Cameron places aid at heart of UK foreign policy

Last night UK Prime Minister David Cameron issued a strong defense of UK aid and development policy during his Mansion House speech on foreign policy. In a wide-ranging address on “Foreign Policy in the National Interest” Cameron took on the “pessimists” who have called for Britain to pull back from its aid commitments:

“I believe in the moral argument for aid…that we have obligations to the poorest in the world but I also believe that it is in our national interest. Isn’t it better to help stop countries disintegrating – rather than end up dealing with the consequences for our own country: immigration, asylum, terrorism? Aid can help us avoid crises before they explode into violence, requiring immense military spending. And the answer to the legitimate concern that too much aid money gets wasted – isn’t to walk away. It’s to change the way we do development. By 2015 UK aid will secure schooling for more children than we educate in the UK but at one-fortieth of the cost.
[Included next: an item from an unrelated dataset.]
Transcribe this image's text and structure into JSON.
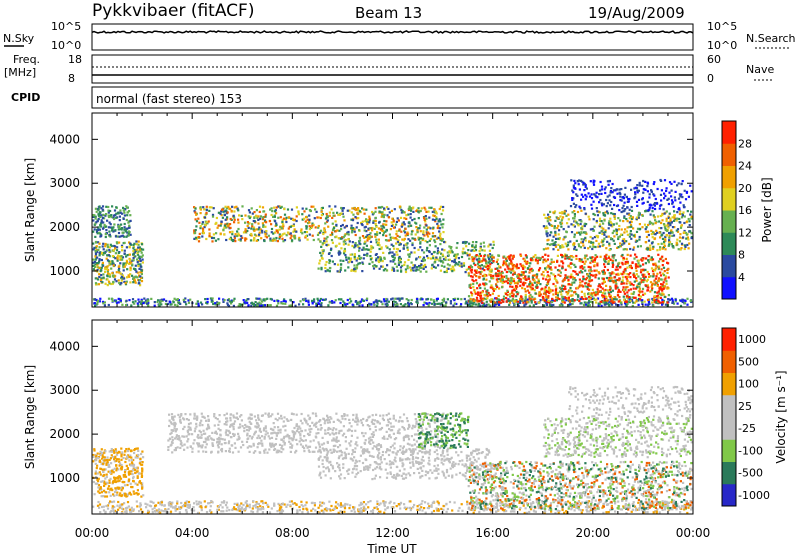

And we will help vaccinate more children against preventable diseases than there are people in the whole of England. That’s the kind of aid I believe in…”

ONE Europe Director Adrian Lovett welcomed the speech last night. He said:

“The Prime Minister is right to place aid at the heart of modern British foreign policy. Aid costs just over a penny in each pound of government spending — a tiny proportion of what is spent on things like the NHS and benefits. Well spent aid is obviously in the interests of people living in extreme poverty, but it’s very much in Britain’s national interest too. The UK is a world leader on international development. Now it needs to use its muscle to bring other countries up to the mark too.”